DURBAN - The agricultural sector needs to work hand in hand with power utility Eskom to implement green energy solutions, including solar and wind energy, and fend off the economic implications of load shedding, according to Standard Bank’s Agribusiness unit.
Load shedding has had a negative impact on energy-intensive and irrigation-dependent agricultural industries.
“Furthermore, the maintenance of the cold chain is critical to ensure food quality and increase shelf life of products. Therefore, the entire value chain from farm gate to the consumer's home is highly impacted by the challenges of load shedding,” said Standard Bank Agribusiness unit.
On Monday, the Bureau of Economic Research (BER) said in its weekly review that load-shedding further darkened the start of 2021 following Eskom implementing stage 2 load-shedding last week as a whopping 14 748MW of generation capacity was unavailable due to unplanned maintenance, breakdowns and outages delays.

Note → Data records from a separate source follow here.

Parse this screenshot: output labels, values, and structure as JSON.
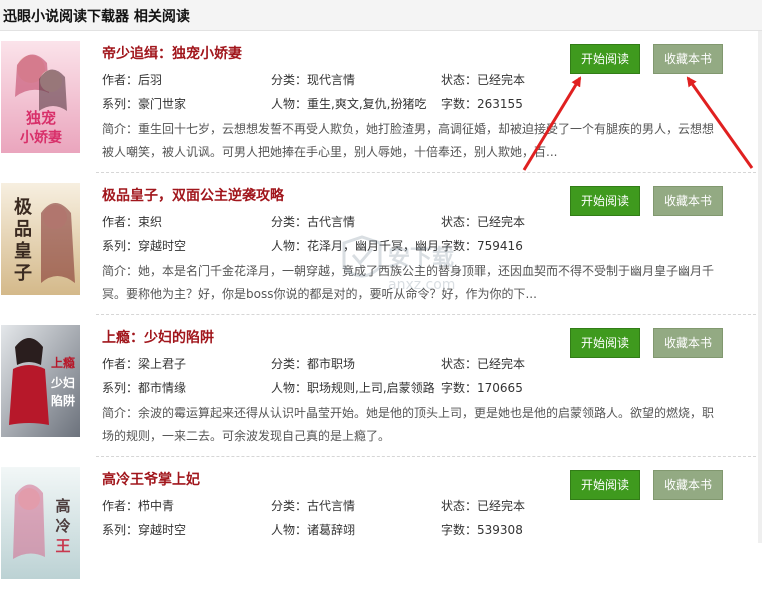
{
  "window": {
    "title": "迅眼小说阅读下载器  相关阅读"
  },
  "labels": {
    "author": "作者：",
    "category": "分类：",
    "status": "状态：",
    "series": "系列：",
    "characters": "人物：",
    "wordcount": "字数：",
    "intro": "简介："
  },
  "buttons": {
    "read": "开始阅读",
    "favorite": "收藏本书"
  },
  "books": [
    {
      "title": "帝少追缉：独宠小娇妻",
      "author": "后羽",
      "category": "现代言情",
      "status": "已经完本",
      "series": "豪门世家",
      "characters": "重生,爽文,复仇,扮猪吃",
      "wordcount": "263155",
      "intro": "重生回十七岁，云想想发誓不再受人欺负，她打脸渣男，高调征婚，却被迫接受了一个有腿疾的男人，云想想被人嘲笑，被人讥讽。可男人把她捧在手心里，别人辱她，十倍奉还，别人欺她，百...",
      "cover_text": "独宠小娇妻",
      "cover_colors": [
        "#f7d7e0",
        "#e9a0b8"
      ]
    },
    {
      "title": "极品皇子，双面公主逆袭攻略",
      "author": "束织",
      "category": "古代言情",
      "status": "已经完本",
      "series": "穿越时空",
      "characters": "花泽月，幽月千冥，幽月",
      "wordcount": "759416",
      "intro": "她，本是名门千金花泽月，一朝穿越，竟成了西族公主的替身顶罪，还因血契而不得不受制于幽月皇子幽月千冥。要称他为主？好，你是boss你说的都是对的，要听从命令？好，作为你的下...",
      "cover_text": "极品皇子",
      "cover_colors": [
        "#f3ead8",
        "#d9c39c"
      ]
    },
    {
      "title": "上瘾：少妇的陷阱",
      "author": "梁上君子",
      "category": "都市职场",
      "status": "已经完本",
      "series": "都市情缘",
      "characters": "职场规则,上司,启蒙领路",
      "wordcount": "170665",
      "intro": "余波的霉运算起来还得从认识叶晶莹开始。她是他的顶头上司，更是她也是他的启蒙领路人。欲望的燃烧，职场的规则，一来二去。可余波发现自己真的是上瘾了。",
      "cover_text": "上瘾少妇的陷阱",
      "cover_colors": [
        "#d9dde2",
        "#7a7f88"
      ]
    },
    {
      "title": "高冷王爷掌上妃",
      "author": "栉中青",
      "category": "古代言情",
      "status": "已经完本",
      "series": "穿越时空",
      "characters": "诸葛辞翊",
      "wordcount": "539308",
      "intro": "",
      "cover_text": "高冷王爷",
      "cover_colors": [
        "#eaf2f2",
        "#c2d6d8"
      ]
    }
  ],
  "watermark": {
    "text": "安下载",
    "sub": "anxz.com"
  },
  "colors": {
    "title_red": "#a1161c",
    "read_green": "#3f9a1e",
    "fav_gray_green": "#93aa83",
    "arrow_red": "#e02020"
  }
}
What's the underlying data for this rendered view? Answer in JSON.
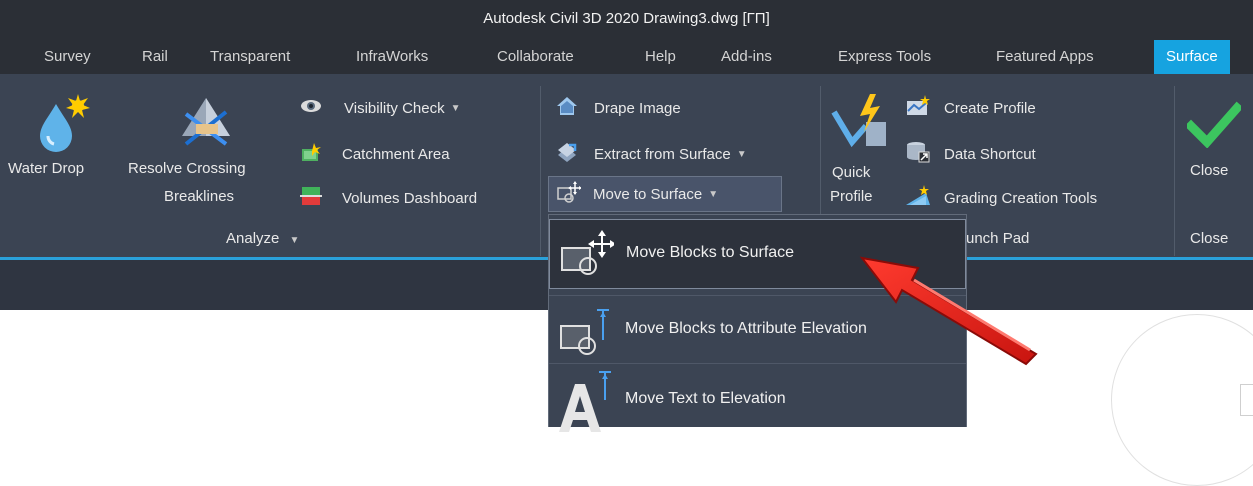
{
  "app": {
    "title": "Autodesk Civil 3D 2020    Drawing3.dwg [ГП]"
  },
  "tabs": [
    {
      "label": "Survey"
    },
    {
      "label": "Rail"
    },
    {
      "label": "Transparent"
    },
    {
      "label": "InfraWorks"
    },
    {
      "label": "Collaborate"
    },
    {
      "label": "Help"
    },
    {
      "label": "Add-ins"
    },
    {
      "label": "Express Tools"
    },
    {
      "label": "Featured Apps"
    },
    {
      "label": "Surface",
      "active": true
    }
  ],
  "analyze": {
    "water_drop": "Water Drop",
    "resolve_line1": "Resolve Crossing",
    "resolve_line2": "Breaklines",
    "visibility_check": "Visibility Check",
    "catchment_area": "Catchment Area",
    "volumes_dashboard": "Volumes Dashboard",
    "panel_title": "Analyze"
  },
  "surface_tools": {
    "drape_image": "Drape Image",
    "extract_from_surface": "Extract from Surface",
    "move_to_surface": "Move to Surface"
  },
  "launch_pad": {
    "quick_line1": "Quick",
    "quick_line2": "Profile",
    "create_profile": "Create Profile",
    "data_shortcut": "Data Shortcut",
    "grading_creation_tools": "Grading Creation Tools",
    "panel_title_partial": "unch Pad"
  },
  "close": {
    "button_label": "Close",
    "panel_title": "Close"
  },
  "dropdown": {
    "items": [
      {
        "label": "Move Blocks to Surface"
      },
      {
        "label": "Move Blocks to Attribute Elevation"
      },
      {
        "label": "Move Text to Elevation"
      }
    ]
  },
  "colors": {
    "accent_tab": "#16a3e0",
    "ribbon_bg": "#3b4453",
    "arrow": "#e0231d"
  }
}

This was in addition to 5 385MW being unavailable due to planned maintenance which totalled amounts to more than 40 percent of Eskom’s installed generation capacity.
Over the weekend, Eskom also said positive Covid-19 cases among employees were negatively effecting their operations and that of suppliers.
“Looking further ahead, it is very concerning that Eskom’s forecast of demand and supply dynamics suggests there is a risk of load-shedding every week for the next three months,” said BER.
Standard Bank Agribusiness said load shedding was one of the lowlights for the agriculture sector which showed its resilience and agility during a depressed economy at the back of Covid-19 with strong growth and good trade results.
“The global coronavirus pandemic came with tough trading conditions due to lockdown restriction in the domestic and international markets. Despite the challenges presented by the pandemic, South Africa’s formal food supply chains have remained resilient overall and managed to remain functional throughout the different stages of the lockdown.”
In November last year, Agri SA welcomed the Mineral Resources and Energy’s Minister’s approval for the National Energy Regulator of South Africa (Nersa) to proceed with processing licence applications for self-generation facilities of above 1MW.
The sector faced other challenges such as the various national lockdowns, continued pressure on high levels of unemployment in South Africa and the country’s downgrading by global rating agencies Moody’s and Fitch.
The unit said last year the agricultural sector recorded positive growth for three consecutive quarters indicating a strong recovery from several difficult seasons of negative growth owing to droughts across the country.
Standard Bank Agribusiness said domestic factors such as agricultural policies, infrastructure and irrigation, and agricultural inputs were among other factors which also contributed to the growth of the sector.
“Investments in agricultural technology remain key to sustaining growth in the sector. The Agbiz/IDC Agribusiness Confidence Index (ACI) was above a neutral point in the last quarter of 2020. This shows investors are optimistic about the future of agriculture and business conditions in the country,” the unit said.